Ghana’s more fortunate goats supply milk and wool—at least, I’m assuming they do. I never actually saw either being harvested. The less fortunate ones become tasty ingredients in the various stews that are the mainstay of the Ghanaian diet. The goats in our compound were also the last line of defense against garbage, of which, consequently, there was almost none. In fact, the garbage can for the entire family plus the two of us was a bucket about the size of the waste-basket I had in my bedroom as a child. Even more impressive was the fact that it only needed to be taken out once every few days. Precious little gets wasted in West Africa. Things get used and reused until they are useless, and then they are turned into something else. This high ecological standard plunged me into a state of shame that still sends me into a heightened frenzy of reusing and recycling each time I return home.
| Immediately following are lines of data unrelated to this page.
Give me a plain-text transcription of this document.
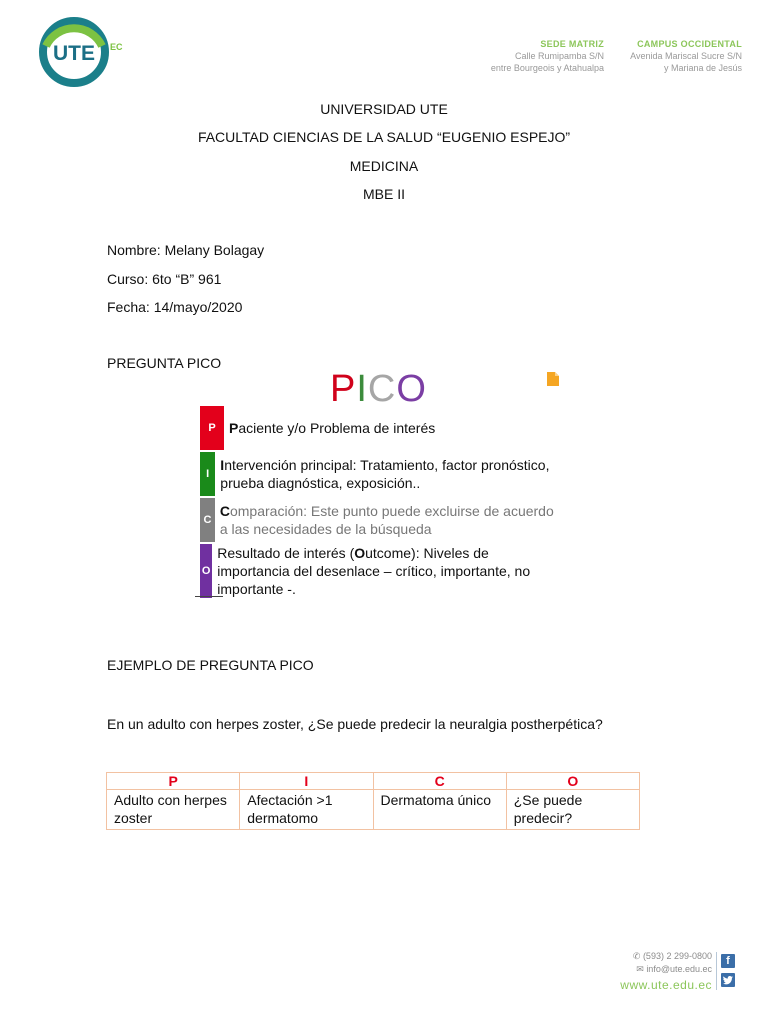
UTE EC	SEDE MATRIZ
Calle Rumipamba S/N
entre Bourgeois y Atahualpa
CAMPUS OCCIDENTAL
Avenida Mariscal Sucre S/N
y Mariana de Jesús
UNIVERSIDAD UTE
FACULTAD CIENCIAS DE LA SALUD “EUGENIO ESPEJO”
MEDICINA
MBE II
Nombre: Melany Bolagay
Curso: 6to “B” 961
Fecha: 14/mayo/2020
PREGUNTA PICO
PICO
P Paciente y/o Problema de interés
I
Intervención principal: Tratamiento, factor pronóstico, prueba diagnóstica, exposición..
C
Comparación: Este punto puede excluirse de acuerdo a las necesidades de la búsqueda
O
Resultado de interés (Outcome): Niveles de importancia del desenlace – crítico, importante, no importante -.
EJEMPLO DE PREGUNTA PICO
En un adulto con herpes zoster, ¿Se puede predecir la neuralgia postherpética?
P	I	C	O
Adulto con herpes zoster	Afectación >1 dermatomo	Dermatoma único	¿Se puede predecir?
✆ (593) 2 299-0800
✉ info@ute.edu.ec
www.ute.edu.ec
f
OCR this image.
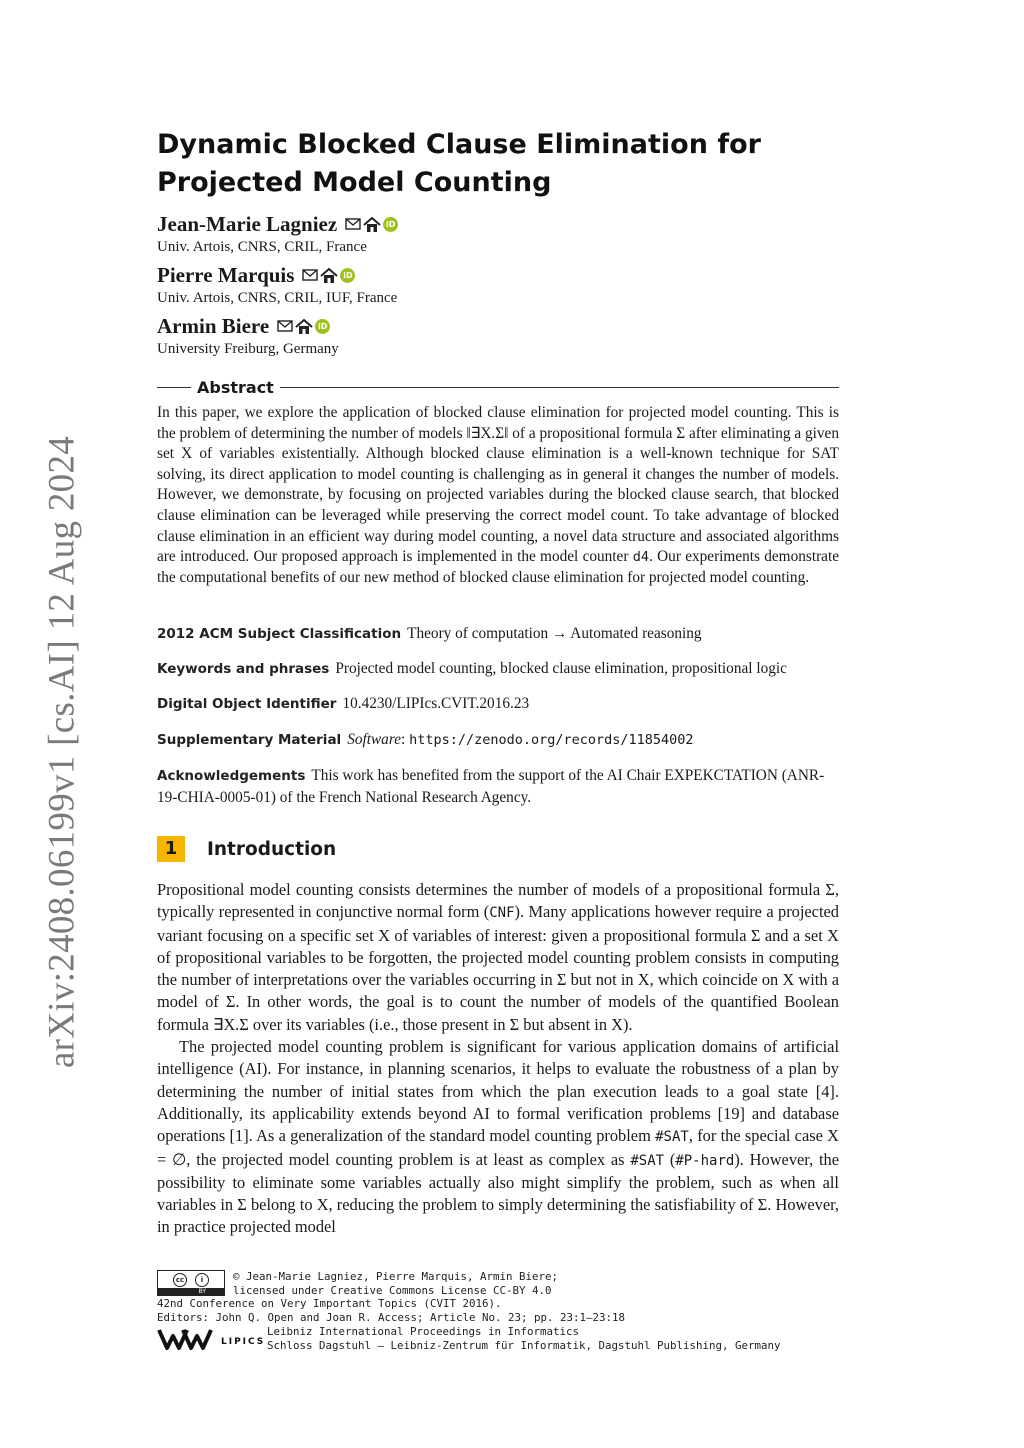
arXiv:2408.06199v1 [cs.AI] 12 Aug 2024
Dynamic Blocked Clause Elimination for Projected Model Counting
Jean-Marie Lagniez	iD
Univ. Artois, CNRS, CRIL, France
Pierre Marquis	iD
Univ. Artois, CNRS, CRIL, IUF, France
Armin Biere	iD
University Freiburg, Germany
Abstract

In this paper, we explore the application of blocked clause elimination for projected model counting. This is the problem of determining the number of models ‖∃X.Σ‖ of a propositional formula Σ after eliminating a given set X of variables existentially. Although blocked clause elimination is a well-known technique for SAT solving, its direct application to model counting is challenging as in general it changes the number of models. However, we demonstrate, by focusing on projected variables during the blocked clause search, that blocked clause elimination can be leveraged while preserving the correct model count. To take advantage of blocked clause elimination in an efficient way during model counting, a novel data structure and associated algorithms are introduced. Our proposed approach is implemented in the model counter d4. Our experiments demonstrate the computational benefits of our new method of blocked clause elimination for projected model counting.

2012 ACM Subject Classification Theory of computation → Automated reasoning
Keywords and phrases Projected model counting, blocked clause elimination, propositional logic
Digital Object Identifier 10.4230/LIPIcs.CVIT.2016.23
Supplementary Material Software: https://zenodo.org/records/11854002
Acknowledgements This work has benefited from the support of the AI Chair EXPEKCTATION (ANR-19-CHIA-0005-01) of the French National Research Agency.
1	Introduction

Propositional model counting consists determines the number of models of a propositional formula Σ, typically represented in conjunctive normal form (CNF). Many applications however require a projected variant focusing on a specific set X of variables of interest: given a propositional formula Σ and a set X of propositional variables to be forgotten, the projected model counting problem consists in computing the number of interpretations over the variables occurring in Σ but not in X, which coincide on X with a model of Σ. In other words, the goal is to count the number of models of the quantified Boolean formula ∃X.Σ over its variables (i.e., those present in Σ but absent in X).

The projected model counting problem is significant for various application domains of artificial intelligence (AI). For instance, in planning scenarios, it helps to evaluate the robustness of a plan by determining the number of initial states from which the plan execution leads to a goal state [4]. Additionally, its applicability extends beyond AI to formal verification problems [19] and database operations [1]. As a generalization of the standard model counting problem #SAT, for the special case X = ∅, the projected model counting problem is at least as complex as #SAT (#P-hard). However, the possibility to eliminate some variables actually also might simplify the problem, such as when all variables in Σ belong to X, reducing the problem to simply determining the satisfiability of Σ. However, in practice projected model

cc	i
BY
© Jean-Marie Lagniez, Pierre Marquis, Armin Biere;
licensed under Creative Commons License CC-BY 4.0
42nd Conference on Very Important Topics (CVIT 2016).
Editors: John Q. Open and Joan R. Access; Article No. 23; pp. 23:1–23:18
LIPICS
Leibniz International Proceedings in Informatics
Schloss Dagstuhl – Leibniz-Zentrum für Informatik, Dagstuhl Publishing, Germany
But getting back to the goats, we mostly saw them when they were let loose to practice their skills as garbage disposal units. Later in the evening we would hear them being herded back into their shed by the girls, who uttered little grunts that sounded like, “Ungkh! Ungkh!” to keep them moving along.

The cats, on the other hand, roamed freely at all hours. This freedom was a professional necessity, since they were both pursuing successful careers in pest control. They must have been well-trained, too, because I never saw so much as a mouse-dropping the whole time I was there. Both cats were also moonlighting as waste management technicians by snapping up the bones and other tidbits of food that we humans flicked onto the ground as we ate under the open skies.

The chickens, I imagine, offered up their feathers at some point, though I never actually witnessed the process. But they were most notable for the success of their egg factory, the products of which Megan and I were the grateful beneficiaries most mornings, since the mother of the house was tireless in her efforts to find things we liked to eat, and had discovered early on that we both liked scrambled eggs. The chickens sometimes turned up in the various stews we were served as well.

I wish I could say that the same was true for the roosters, who didn’t seem to serve any useful purpose at all. They didn’t even function as efficient alarm clocks, erupting instead with their indescribably loud and obnoxious crowing at random times throughout the night. This cacophony inevitably inspired the dogs to begin howling, which created a combined chorus that sounded disturbingly like young children screaming in terror and enraged rhinoceri bellowing in excruciating pain. It took some getting used to.

We never actually met the dogs, since their job description dictated that they snarl and snap at any non-family member who had the audacity to enter their compound. It mattered not a bit that we were invited guests—we were told that they would attack us if they got the chance. Consequently, they were only allowed to patrol and stand sentry outside their pen late at night, when we were safely tucked away in our room. If we ventured into the courtyard, they were likely to assume that we were nefarious strangers who had somehow breached the compound wall.

To be continued....

1 comment:

  1. Wow, Mel, this was completely fascinating to me. I am committed to doing a much better job of reusing and recycling myself now. I can't wait to read your next installment!